Her 88 Çocuktan Birinde Görülüyor
Çocukluğun erken döneminde görülen otizmin artık günümüzde dikkate alınması gereken bir hastalık.
Dünyada otizm spektrum bozukluğunun görülme sıklığı 88’de birdir. Ülkemizde de her 88 çocuktan birinin bu spektrum bozukluğundan etkilendiği düşünülmektedir. Otizm erkek çocuklarda kız çocuklarından 4 kat daha fazla görünmektedir.
Otizm yaşamın ilk 3 yılı içinde ortaya çıkan ve yaşam boyu devam eden, sosyal etkileşim, sözel ve sözel olmayan iletişimde problemler, tekrarlayıcı davranış ve kısıtlı ilgi alanları ile kendini gösteren, karmaşık gelişimsel bir bozukluktur.
Otizmin nedeni tam olarak bilinmemekle birlikte genetik yatkınlık, çevresel, kimyasal ve fiziksel etmenler ortaya çıkmasında rol oynamaktadır. Otistik bireylerde beyin hücreleri farklı çalışmaktadır. Hücreler arasında mesaj taşıyan kimyasal ileticilerde eksiklik ya da fazlalık olduğu düşünülmektedir. Otistik çocuklar genelde öğrenme, algılama bozukluğu ve çevrelerindeki dünyayı algılamakta zorluk çekerler. Dünyada otizm spektrum bozukluğunun görülme sıklığı 88’de birdir.

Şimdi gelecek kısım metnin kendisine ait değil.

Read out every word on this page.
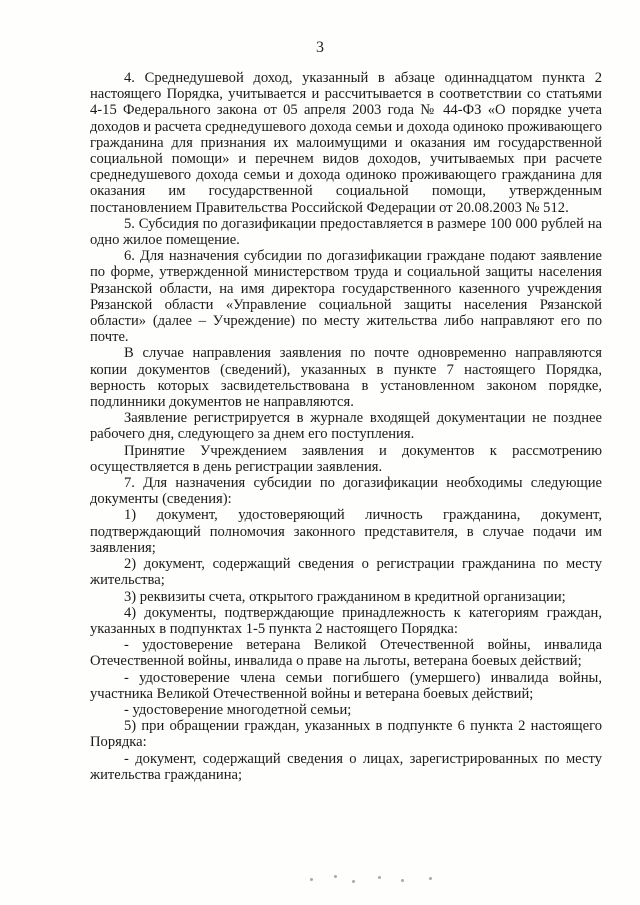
3

4. Среднедушевой доход, указанный в абзаце одиннадцатом пункта 2 настоящего Порядка, учитывается и рассчитывается в соответствии со статьями 4-15 Федерального закона от 05 апреля 2003 года № 44-ФЗ «О порядке учета доходов и расчета среднедушевого дохода семьи и дохода одиноко проживающего гражданина для признания их малоимущими и оказания им государственной социальной помощи» и перечнем видов доходов, учитываемых при расчете среднедушевого дохода семьи и дохода одиноко проживающего гражданина для оказания им государственной социальной помощи, утвержденным постановлением Правительства Российской Федерации от 20.08.2003 № 512.

5. Субсидия по догазификации предоставляется в размере 100 000 рублей на одно жилое помещение.

6. Для назначения субсидии по догазификации граждане подают заявление по форме, утвержденной министерством труда и социальной защиты населения Рязанской области, на имя директора государственного казенного учреждения Рязанской области «Управление социальной защиты населения Рязанской области» (далее – Учреждение) по месту жительства либо направляют его по почте.

В случае направления заявления по почте одновременно направляются копии документов (сведений), указанных в пункте 7 настоящего Порядка, верность которых засвидетельствована в установленном законом порядке, подлинники документов не направляются.

Заявление регистрируется в журнале входящей документации не позднее рабочего дня, следующего за днем его поступления.

Принятие Учреждением заявления и документов к рассмотрению осуществляется в день регистрации заявления.

7. Для назначения субсидии по догазификации необходимы следующие документы (сведения):

1) документ, удостоверяющий личность гражданина, документ, подтверждающий полномочия законного представителя, в случае подачи им заявления;

2) документ, содержащий сведения о регистрации гражданина по месту жительства;

3) реквизиты счета, открытого гражданином в кредитной организации;

4) документы, подтверждающие принадлежность к категориям граждан, указанных в подпунктах 1-5 пункта 2 настоящего Порядка:

- удостоверение ветерана Великой Отечественной войны, инвалида Отечественной войны, инвалида о праве на льготы, ветерана боевых действий;

- удостоверение члена семьи погибшего (умершего) инвалида войны, участника Великой Отечественной войны и ветерана боевых действий;

- удостоверение многодетной семьи;

5) при обращении граждан, указанных в подпункте 6 пункта 2 настоящего Порядка:

- документ, содержащий сведения о лицах, зарегистрированных по месту жительства гражданина;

Dolayısıyla, ülkemizde de her 88 çocuktan birinin bu spektrum bozukluğundan etkilendiği düşünülmektedir. Otizm erkek çocuklarda kız çocuklarından 4 kat daha fazla görünmektedir. Otizm dört önemli gelişimsel bozukluktan biridir. Erken teşhis edilmesi çocuğun gelişiminin desteklenmesi ve ailelerin bilgilendirilmesi açısından önem arz etmektedir. Ailelerin küçük yaştaki çocuklarının davranışlarını yakından takip etmeleri ve çocuğun göstermiş olduğu garip olarak nitelendirilen davranışlar hakkında ebeveynlerin bilgi edinme çabası içinde olmaları çocuğun geleceğinin sağlıklı şekillenmesinde önemli bir faktördür.
OTİZMİN BELİRTİLERİ
Başkalarıyla göz teması kurmuyorsa, ismini söylediğinizde bakmıyorsa, söyleneni işitmiyor gibi davranıyorsa, parmağı ile istediği şeyi göstermiyorsa, oyuncaklarla oynamayı bilmiyorsa, akranlarının oynadığı oyunlara ilgi göstermiyor, onlarla oynamayıp yalnız kalmayı tercih ediyorsa, bazı sözleri tekrar tekrar ve ilişkisiz ortamlarda söylüyorsa, konuşmada akranlarının gerisinde kalmışsa, sese, kokuya, ışık ve dokunuşa aşırı tepki gösteriyorsa, sallanmak, çırpınmak gibi garip hareketleri varsa, aşırı hareketli, hep kendi bildiğince davranıyorsa, gözleri bir şeye takılıp kalıyorsa, dönen nesnelere karşı ilgisi varsa, bazı eşyaları döndürmek, sıraya dizmek gibi sıra dışı hareketler yapıyorsa, günlük yaşamdaki düzen değişikliklerine aşırı tepki veriyorsa, otizm açısından değerlendirme yapmak gerekir.
Bulgular fark edildiğinde ailelerin çocuklarının otizm açısından değerlendirme yapılması amacıyla aile hekimine, çocuk hastalıkları uzmanına, çocuk nöroloğu ya da çocuk ve ergen ruh sağlığı uzmanına başvuruda bulunmaları erken teşhis için önemlidir. Otizmin bugün için bilinen tek tedavisi özel eğitimdir. Erken yaşta başlanan, çocuğun yetenekleri ve gereksinimleri dikkate alınarak, bireysel özel eğitim programları hazırlanması ve uzman kişilerce uygulanması, günümüzde bilinen tek tedavi yöntemidir.